A lot of people consider nuts to be a great snack, and a healthy alternative to their usual processed high fat foods, and they do have many benefits as outlined below. However, you have to be aware of their high calorie and high fat content.
A portion of nuts is probably a lot smaller than you think. Have a look at the picture above, would you guess 100 calories to be only 3 Brazil nuts? I'm guessing not. It's always good to be aware of portion recommendations as it's very easy to eat a large quantity of nuts in one sitting. However, this could be where those extra calories are sneaking in, and could explain why you're not losing weight.

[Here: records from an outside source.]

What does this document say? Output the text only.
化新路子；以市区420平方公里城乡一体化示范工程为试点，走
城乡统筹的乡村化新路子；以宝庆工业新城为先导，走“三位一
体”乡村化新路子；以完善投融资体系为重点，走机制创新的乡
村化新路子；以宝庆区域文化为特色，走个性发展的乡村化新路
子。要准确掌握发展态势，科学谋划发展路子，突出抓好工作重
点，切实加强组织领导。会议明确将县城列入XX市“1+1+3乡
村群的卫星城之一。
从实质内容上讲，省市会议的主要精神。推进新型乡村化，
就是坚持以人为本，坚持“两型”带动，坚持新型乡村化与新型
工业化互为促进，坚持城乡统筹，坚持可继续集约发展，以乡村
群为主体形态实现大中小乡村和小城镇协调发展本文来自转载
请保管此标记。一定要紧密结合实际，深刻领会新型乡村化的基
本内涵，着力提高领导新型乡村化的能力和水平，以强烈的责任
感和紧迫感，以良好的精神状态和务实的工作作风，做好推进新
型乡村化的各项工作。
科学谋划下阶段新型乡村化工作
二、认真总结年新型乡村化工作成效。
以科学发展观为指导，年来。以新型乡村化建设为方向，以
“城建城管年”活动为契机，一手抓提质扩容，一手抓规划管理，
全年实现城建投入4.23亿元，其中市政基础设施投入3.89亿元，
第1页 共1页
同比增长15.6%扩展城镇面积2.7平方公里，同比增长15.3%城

If you consider your diet to be very good, you're exercising regularly but not losing weight, but you are snacking on nuts, check how many you're eating. Don't necessarily cut them out, just stick to a smaller portion.
Here are some of the benefits of eating nuts:
1. Walnuts contain the most antioxidants of all the nuts and are great at protecting the body from the cellular damage that contributes to some serious diseases, cancer and ageing. They also have the highest Omega 3 content which fight inflammation. Not only that, but if you're struggling with PMS symptoms, the Manganese in Walnuts may help reduce this!
2. Cashews are most rich in Zinc and Iron. Iron can help prevent Anemia and Zinc is essential for healthy vision and a good immune system. On top of that they're also high in Magnesium which may improve memory!
3. Almonds contain the most fiber and are the richest in Vitamin E, and are a good choice of snack in moderation if trying to lose weight. They are less calorie dense which means you can enjoy more of them!
4. Pecans have been found to considerably lower LDL cholersterol levels and reduce plaque formation in the arteries therefore improving heart health! The Vitamin E found in Pecans may delay progression of degenerative neurological diseases.
5. A single Brazil nut contains more than 100% of our daily Selenium, a mineral which may help prevent some cancers. However, keep in mind consuming high levels of Selenium may be harmful, so stick to one portion.
6. Macadamia nuts are the most calorie dense. They contain the highest level of monounsaturated fat and this type of fat is known to reduce LDL cholesterol and blood pressure.
7. Pistachios are the least calorie dense with only 4 calories per nut. They are a great source of Potassium a mineral essential for a healthy nervous system, as well as Vitamin B6 which lifts your mood. Not only that but they slow your eating pace as you have to remove each nut from the shell.
8. Hazelnuts are an all around nut. Just like some of the others, they contain high levels of monounsaturated fats and Vitamin E.